9. Любовника своего, посмевшего полюбить другую женщину, единым словом она обратила в бобра, так как зверь этот, когда ему грозит опасность быть захваченным, спасается от погони, лишая себя детородных органов; она надеялась, что и с тем случится нечто подобное за то, что на сторону понес свою любовь. Кабатчика одного соседнего и, значит, конкурента, обратила она в лягушку. И теперь этот старик, плавая в своей винной бочке, прежних посетителей своих из гущи хриплым и любезным кваканьем приглашает. Судейского одного, который против нее высказался, в барана она обратила, и теперь тот так бараном и ведет дела. А вот еще: жена одного из ее любовников позлословила как-то о ней, а сама была беременна — на вечную беременность осудила она ее, заключив чрево и остановив зародыш. По общему счету, вот уже восемь лет, как бедняжечка эта, животом отягощенная, точно слоном собирается разрешиться.[18]

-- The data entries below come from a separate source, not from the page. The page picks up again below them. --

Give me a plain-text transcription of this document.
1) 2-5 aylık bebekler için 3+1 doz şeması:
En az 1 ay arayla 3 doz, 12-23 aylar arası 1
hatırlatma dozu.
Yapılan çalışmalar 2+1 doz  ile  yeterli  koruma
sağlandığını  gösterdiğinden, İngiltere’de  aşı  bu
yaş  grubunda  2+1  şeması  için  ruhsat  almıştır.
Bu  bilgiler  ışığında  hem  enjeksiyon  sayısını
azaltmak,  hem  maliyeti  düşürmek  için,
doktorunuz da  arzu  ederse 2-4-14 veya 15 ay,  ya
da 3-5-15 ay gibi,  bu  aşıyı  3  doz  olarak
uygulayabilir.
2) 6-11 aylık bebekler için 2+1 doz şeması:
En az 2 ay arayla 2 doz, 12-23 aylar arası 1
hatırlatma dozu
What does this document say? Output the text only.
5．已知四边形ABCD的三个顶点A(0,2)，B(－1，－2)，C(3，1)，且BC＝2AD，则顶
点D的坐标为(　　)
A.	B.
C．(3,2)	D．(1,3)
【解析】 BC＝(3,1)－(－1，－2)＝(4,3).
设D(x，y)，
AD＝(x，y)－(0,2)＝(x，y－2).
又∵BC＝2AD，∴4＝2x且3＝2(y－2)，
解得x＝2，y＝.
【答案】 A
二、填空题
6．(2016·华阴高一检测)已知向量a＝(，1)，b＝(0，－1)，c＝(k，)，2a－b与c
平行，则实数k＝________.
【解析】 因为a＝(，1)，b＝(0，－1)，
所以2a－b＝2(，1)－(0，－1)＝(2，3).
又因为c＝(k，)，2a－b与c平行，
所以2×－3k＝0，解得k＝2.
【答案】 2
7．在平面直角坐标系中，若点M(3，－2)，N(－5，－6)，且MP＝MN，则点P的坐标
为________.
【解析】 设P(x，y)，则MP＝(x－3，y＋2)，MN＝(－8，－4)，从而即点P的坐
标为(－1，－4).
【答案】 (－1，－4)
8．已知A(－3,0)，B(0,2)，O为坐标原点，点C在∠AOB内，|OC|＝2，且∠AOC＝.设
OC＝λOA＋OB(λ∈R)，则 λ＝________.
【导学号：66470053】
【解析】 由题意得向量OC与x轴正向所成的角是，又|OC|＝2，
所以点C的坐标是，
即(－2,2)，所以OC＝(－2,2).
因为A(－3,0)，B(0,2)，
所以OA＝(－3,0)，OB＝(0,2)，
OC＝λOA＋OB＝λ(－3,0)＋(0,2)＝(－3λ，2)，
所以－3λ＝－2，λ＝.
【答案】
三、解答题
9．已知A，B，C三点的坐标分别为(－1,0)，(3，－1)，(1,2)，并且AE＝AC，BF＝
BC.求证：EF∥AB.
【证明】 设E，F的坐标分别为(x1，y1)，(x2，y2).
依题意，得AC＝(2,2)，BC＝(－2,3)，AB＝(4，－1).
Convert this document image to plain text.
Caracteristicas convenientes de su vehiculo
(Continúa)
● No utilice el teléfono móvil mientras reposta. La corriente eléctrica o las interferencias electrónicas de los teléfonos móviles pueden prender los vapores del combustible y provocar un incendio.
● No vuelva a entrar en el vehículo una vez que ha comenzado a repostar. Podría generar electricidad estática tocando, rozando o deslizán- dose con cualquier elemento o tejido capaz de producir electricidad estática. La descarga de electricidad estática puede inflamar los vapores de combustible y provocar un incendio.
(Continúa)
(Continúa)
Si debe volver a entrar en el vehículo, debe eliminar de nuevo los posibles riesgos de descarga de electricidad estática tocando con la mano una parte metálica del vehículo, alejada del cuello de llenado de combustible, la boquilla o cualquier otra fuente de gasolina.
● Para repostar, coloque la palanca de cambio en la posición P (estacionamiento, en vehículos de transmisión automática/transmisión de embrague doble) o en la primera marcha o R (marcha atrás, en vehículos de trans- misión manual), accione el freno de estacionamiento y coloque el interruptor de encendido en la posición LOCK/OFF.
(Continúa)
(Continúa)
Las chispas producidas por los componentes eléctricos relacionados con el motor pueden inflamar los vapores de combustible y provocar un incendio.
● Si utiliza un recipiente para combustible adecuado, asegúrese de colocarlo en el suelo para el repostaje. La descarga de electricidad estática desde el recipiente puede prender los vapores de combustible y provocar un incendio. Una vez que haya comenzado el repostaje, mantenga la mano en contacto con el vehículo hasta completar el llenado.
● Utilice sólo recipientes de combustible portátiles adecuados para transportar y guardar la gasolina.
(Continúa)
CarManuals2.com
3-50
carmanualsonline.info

10. Это последнее злодеяние и зло, которое она многим продолжала причинять, наконец возбудили всеобщее негодование, и было постановлено в один прекрасный день назавтра жестоко отомстить ей, побив камнями, но этот план она заранее расстроила силою заклинаний. Как пресловутая Медея,[19] выпросив у Креонта только денечек отсрочки, все его семейство, и дочь, и самого старца пламенем, вышедшим из венца, сожгла, — так и эта, совершив над ямой погребальные моления[20] (как мне сама недавно в пьяном виде сказывала), с помощью тайного насилия над божествами, всех жителей в их же собственных домах заперла, так что целых два дня не могли они ни замков сбить, ни выломать дверей, ни даже стен пробуравить, пока наконец, по общему уговору, в один голос не возопили, клянясь священнейшей клятвой, что не только не подымут на нее руки, но придут к ней на помощь, если кто замыслит иное. На этих условиях она смилостивилась и освободила весь город. Что же касается зачинщика всей этой выдумки, то его она в глухую ночь, запертым, как он был, со всем домом — со стенами, самой почвой, с фундаментом — перенесла за сто верст в другой город, расположенный на самой вершине крутой горы и лишенный поэтому воды. А так как тесно стоявшие жилища не давали места новому пришельцу, то, бросив дом перед городскими воротами, она удалилась.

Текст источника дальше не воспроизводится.